La Guinée s’est construite sur la douleur, sur le refus de la soumission et sur l’exigence de dignité. Faire taire les voix majeures de l’opposition, c’est jeter le pays dans une spirale dangereuse. C’est semer aujourd’hui les cendres qui embraseront demain la maison commune.

Alors, allez dire aux religieux, aux prêcheurs de paix et aux faiseurs d’illusion de cesser de tourner autour du pot. Qu’ils osent enfin nommer le vrai et unique coupable : Mamadi Doumbouya.

Car l’histoire ne retiendra pas leurs sermons équivoques, leurs prières diluées ni leurs appels creux à une paix sans justice. L’histoire retiendra leur silence. Elle retiendra qu’ils ont détourné le regard alors que le sang coulait. Elle retiendra qu’ils ont préféré condamner les victimes plutôt que d’indexer le bourreau.

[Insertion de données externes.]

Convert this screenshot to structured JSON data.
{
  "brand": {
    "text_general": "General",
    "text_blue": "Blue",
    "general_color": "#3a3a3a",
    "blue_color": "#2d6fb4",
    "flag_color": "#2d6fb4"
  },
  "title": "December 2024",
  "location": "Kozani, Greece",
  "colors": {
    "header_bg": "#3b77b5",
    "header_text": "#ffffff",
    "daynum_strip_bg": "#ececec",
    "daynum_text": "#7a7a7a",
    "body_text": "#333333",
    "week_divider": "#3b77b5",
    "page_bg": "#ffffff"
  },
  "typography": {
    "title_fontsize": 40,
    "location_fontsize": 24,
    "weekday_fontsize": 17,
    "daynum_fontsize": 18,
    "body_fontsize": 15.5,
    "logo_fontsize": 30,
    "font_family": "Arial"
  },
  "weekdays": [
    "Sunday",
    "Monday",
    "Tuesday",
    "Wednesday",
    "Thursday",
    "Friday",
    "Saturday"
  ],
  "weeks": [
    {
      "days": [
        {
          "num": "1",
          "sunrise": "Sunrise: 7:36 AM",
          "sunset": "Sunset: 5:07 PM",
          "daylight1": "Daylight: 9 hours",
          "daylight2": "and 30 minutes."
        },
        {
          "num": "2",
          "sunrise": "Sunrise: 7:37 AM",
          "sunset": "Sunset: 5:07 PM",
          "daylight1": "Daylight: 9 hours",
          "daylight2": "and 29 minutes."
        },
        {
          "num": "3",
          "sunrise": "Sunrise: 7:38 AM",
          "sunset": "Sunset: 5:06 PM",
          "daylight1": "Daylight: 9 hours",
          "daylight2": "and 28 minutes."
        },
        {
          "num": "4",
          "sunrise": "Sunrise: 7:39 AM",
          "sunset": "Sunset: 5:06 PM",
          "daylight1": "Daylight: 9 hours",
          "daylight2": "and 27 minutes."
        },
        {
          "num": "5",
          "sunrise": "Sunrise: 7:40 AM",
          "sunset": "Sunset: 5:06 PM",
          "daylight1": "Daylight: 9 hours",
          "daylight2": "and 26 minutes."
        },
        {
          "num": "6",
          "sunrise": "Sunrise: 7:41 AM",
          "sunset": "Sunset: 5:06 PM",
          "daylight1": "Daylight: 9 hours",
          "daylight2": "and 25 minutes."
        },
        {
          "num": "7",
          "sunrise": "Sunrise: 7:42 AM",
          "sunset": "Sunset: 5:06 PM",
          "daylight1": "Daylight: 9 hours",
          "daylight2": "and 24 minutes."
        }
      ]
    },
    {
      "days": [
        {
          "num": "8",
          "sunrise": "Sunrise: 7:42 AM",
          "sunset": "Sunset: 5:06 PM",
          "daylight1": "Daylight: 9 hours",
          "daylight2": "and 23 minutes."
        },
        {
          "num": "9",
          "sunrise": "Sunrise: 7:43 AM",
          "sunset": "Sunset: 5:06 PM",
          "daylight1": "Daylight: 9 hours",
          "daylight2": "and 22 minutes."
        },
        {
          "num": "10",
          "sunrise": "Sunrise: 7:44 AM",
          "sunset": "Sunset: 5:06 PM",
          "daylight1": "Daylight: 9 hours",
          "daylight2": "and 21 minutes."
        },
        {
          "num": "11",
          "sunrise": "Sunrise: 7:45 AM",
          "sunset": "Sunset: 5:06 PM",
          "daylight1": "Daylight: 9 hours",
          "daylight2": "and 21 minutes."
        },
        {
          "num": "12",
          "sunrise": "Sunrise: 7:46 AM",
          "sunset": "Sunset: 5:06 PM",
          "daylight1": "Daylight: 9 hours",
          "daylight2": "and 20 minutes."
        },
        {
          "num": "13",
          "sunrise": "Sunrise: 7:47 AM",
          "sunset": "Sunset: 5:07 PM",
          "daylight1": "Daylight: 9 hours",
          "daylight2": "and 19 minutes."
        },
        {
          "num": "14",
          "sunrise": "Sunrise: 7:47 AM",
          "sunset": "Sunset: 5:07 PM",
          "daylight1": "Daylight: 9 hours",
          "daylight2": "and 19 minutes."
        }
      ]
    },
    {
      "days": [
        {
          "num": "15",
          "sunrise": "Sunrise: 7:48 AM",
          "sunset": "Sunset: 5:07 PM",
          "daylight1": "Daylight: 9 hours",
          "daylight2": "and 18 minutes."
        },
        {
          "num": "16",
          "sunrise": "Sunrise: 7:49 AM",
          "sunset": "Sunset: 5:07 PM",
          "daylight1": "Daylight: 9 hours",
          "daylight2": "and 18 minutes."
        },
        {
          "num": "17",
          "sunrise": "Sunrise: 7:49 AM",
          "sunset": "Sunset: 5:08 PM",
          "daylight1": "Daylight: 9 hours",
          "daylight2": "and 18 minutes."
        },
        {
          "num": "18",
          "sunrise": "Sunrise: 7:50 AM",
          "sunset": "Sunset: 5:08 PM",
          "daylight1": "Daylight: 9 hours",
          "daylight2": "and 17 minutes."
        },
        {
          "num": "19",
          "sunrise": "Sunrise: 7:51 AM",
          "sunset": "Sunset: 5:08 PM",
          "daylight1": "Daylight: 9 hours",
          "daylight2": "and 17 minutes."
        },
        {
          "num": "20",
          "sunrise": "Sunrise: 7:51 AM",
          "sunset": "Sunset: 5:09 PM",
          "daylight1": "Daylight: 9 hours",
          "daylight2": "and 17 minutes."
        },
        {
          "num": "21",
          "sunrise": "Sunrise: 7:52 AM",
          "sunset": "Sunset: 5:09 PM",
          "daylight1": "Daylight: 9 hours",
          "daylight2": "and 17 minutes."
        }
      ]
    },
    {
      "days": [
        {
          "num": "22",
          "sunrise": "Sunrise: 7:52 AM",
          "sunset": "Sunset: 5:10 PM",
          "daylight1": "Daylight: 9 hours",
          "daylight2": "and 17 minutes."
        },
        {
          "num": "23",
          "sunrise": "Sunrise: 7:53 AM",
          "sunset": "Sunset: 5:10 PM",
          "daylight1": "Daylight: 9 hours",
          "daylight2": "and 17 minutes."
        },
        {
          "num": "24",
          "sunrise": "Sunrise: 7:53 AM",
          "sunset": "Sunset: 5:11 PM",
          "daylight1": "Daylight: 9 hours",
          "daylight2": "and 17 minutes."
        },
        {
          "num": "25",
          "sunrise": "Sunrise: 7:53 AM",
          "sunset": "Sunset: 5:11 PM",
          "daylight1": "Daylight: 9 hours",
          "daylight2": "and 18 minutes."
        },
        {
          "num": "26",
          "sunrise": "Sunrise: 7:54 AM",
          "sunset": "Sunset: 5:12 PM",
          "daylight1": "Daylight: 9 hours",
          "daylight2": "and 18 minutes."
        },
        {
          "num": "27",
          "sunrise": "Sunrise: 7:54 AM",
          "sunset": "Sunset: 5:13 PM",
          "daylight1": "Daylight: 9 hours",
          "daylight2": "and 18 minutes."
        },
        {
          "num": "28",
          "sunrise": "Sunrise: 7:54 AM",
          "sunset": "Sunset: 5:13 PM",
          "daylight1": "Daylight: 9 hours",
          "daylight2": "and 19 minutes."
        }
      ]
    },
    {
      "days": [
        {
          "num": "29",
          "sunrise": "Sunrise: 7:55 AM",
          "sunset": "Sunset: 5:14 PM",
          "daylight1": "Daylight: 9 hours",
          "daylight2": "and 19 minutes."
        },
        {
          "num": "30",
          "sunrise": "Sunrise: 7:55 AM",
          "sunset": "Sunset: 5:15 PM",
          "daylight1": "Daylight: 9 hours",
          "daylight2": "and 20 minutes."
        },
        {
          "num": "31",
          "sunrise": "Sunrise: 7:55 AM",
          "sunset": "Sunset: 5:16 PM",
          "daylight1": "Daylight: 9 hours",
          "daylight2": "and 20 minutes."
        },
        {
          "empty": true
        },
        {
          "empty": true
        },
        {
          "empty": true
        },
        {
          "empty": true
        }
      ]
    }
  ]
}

Et qu’ils le sachent bien : si aujourd’hui ils refusent de dire la vérité, demain, la mémoire collective inscrira leurs noms dans la liste de ceux qui furent complices, par lâcheté, par calcul ou par compromission.

La paix ne naît pas des incantations mais du courage. Et en Guinée, ce courage consiste à appeler le mal par son nom, à dire que le chaos, la dictature et la destruction de la République portent une signature : celle du putschiste du 5 septembre.